The need for that at least no longer exists. Many thousands of Salisbury/Woomera files of security classification Restricted and Confidential now held by the Australian Archives are openly available on request. This may sound heartening, but unfortunately it is much less useful than it seems. The truth is that the two upper categories, Secret and Top Secret, were used with cheerful abandon in the Joint Project days. Even at the time this was thought excessive. A security officer told me a revealing story: when Woomera was being built in the late 1940s, a plan for a toilet block ­ just a latrine, a wooden shelter over a pit ­ was classified Secret by its designer. There was almost the belief that if it happened at Woomera at all, it was ipso facto at least Secret. Plans for that latrine are still in a Secret file somewhere. There are no sunset provisions in the Australian security classifications: how they were graded at the outset is how they have remained.

It goes without saying, then, that all the interesting policy documents, especially the inter­government communiques, and the details of the bigger military projects such as Blue Streak, were and are automatically classified Top Secret. Under the access policy agreed between the Australian Archives and the Department of Defence, if anyone seeks access to post­1945 records of these classifications, a list of the files, with summaries of the contents, has to be submitted to the Department of Defence in Canberra for clearance in writing ­ and the Department may, if it is in any doubt about the contents, request the files themselves for examination. The entire process can be subject to fantastic delays. I have been told informally by a contact at Salisbury that some access requests dating from two or three years ago are still pending ­ with no decision in sight. I can well believe it. Even in my case, an official historian who enjoyed some fast­tracking, one chapter of Fire Across the Desert, which took about six weeks to research and write, took fifteen months to be cleared for publication. The fact is that there are only a handful of people even in the huge Defence bureaucracy with the expertise and the authority to deal with scientific and technical files, let alone with ones originating in the UK.

This all adds up to a fearsome handicap to the user/researcher. Like most public service files, these files are not exactly information­dense. Hundreds of pages are repetitive or redundant; the historian can turn over a dozen or a hundred files in a morning and be left with a bare handful of facts, and often not even that. It puts a real damper on that well­known activity ­ which historians know very well can lead to their putting some key pieces of the jigsaw into place ­ which is called 'creative rummaging'.

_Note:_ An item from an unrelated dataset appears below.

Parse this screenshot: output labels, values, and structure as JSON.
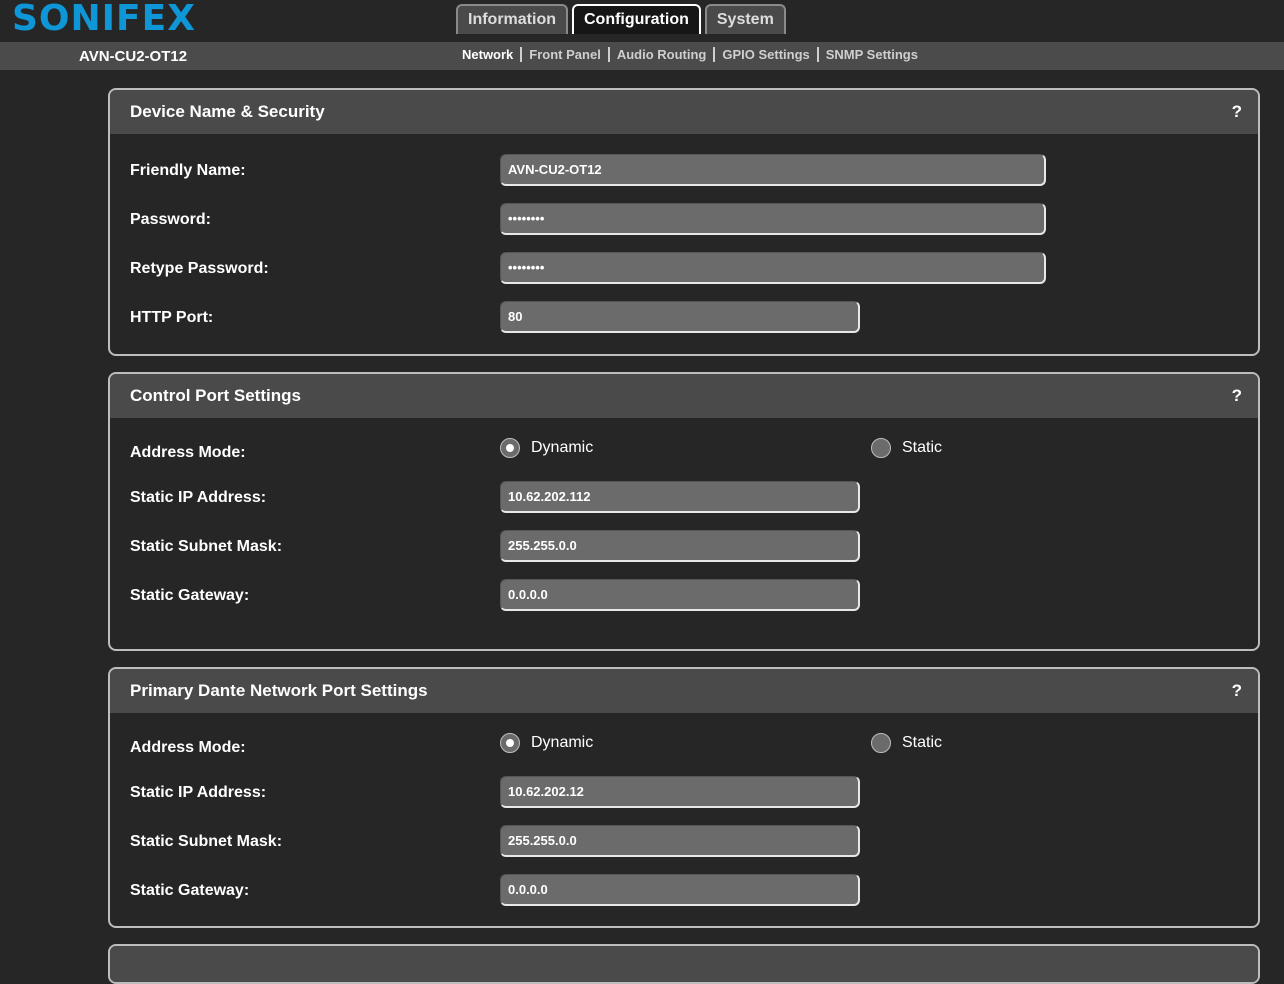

Incidentally, so far I have not even mentioned the familiar 30­year rule, limiting access to records of at least that age. Its provisions, of course, normally apply to all archived public documents, with the exception of requests made under the Freedom of Information Act ­ and classified documents are exempt from those requests anyway. The 30­year rule, in the present context, brings us no closer than the opening years of the 1960s, which means that a full 20 years of the Joint Project are still out of bounds. (It didn't end until the British finally pulled out of Woomera in 1980.)

To sum up, then. My advice to anyone wanting to use Defence science archival material is, therefore, start very early. Cultivate the virtues of patience and good humour. Fortify yourself for a long murky adventure into the entrails of government bureaucracy. Making Leviathan disgorge his secrets, even years after the event, is a thankless task.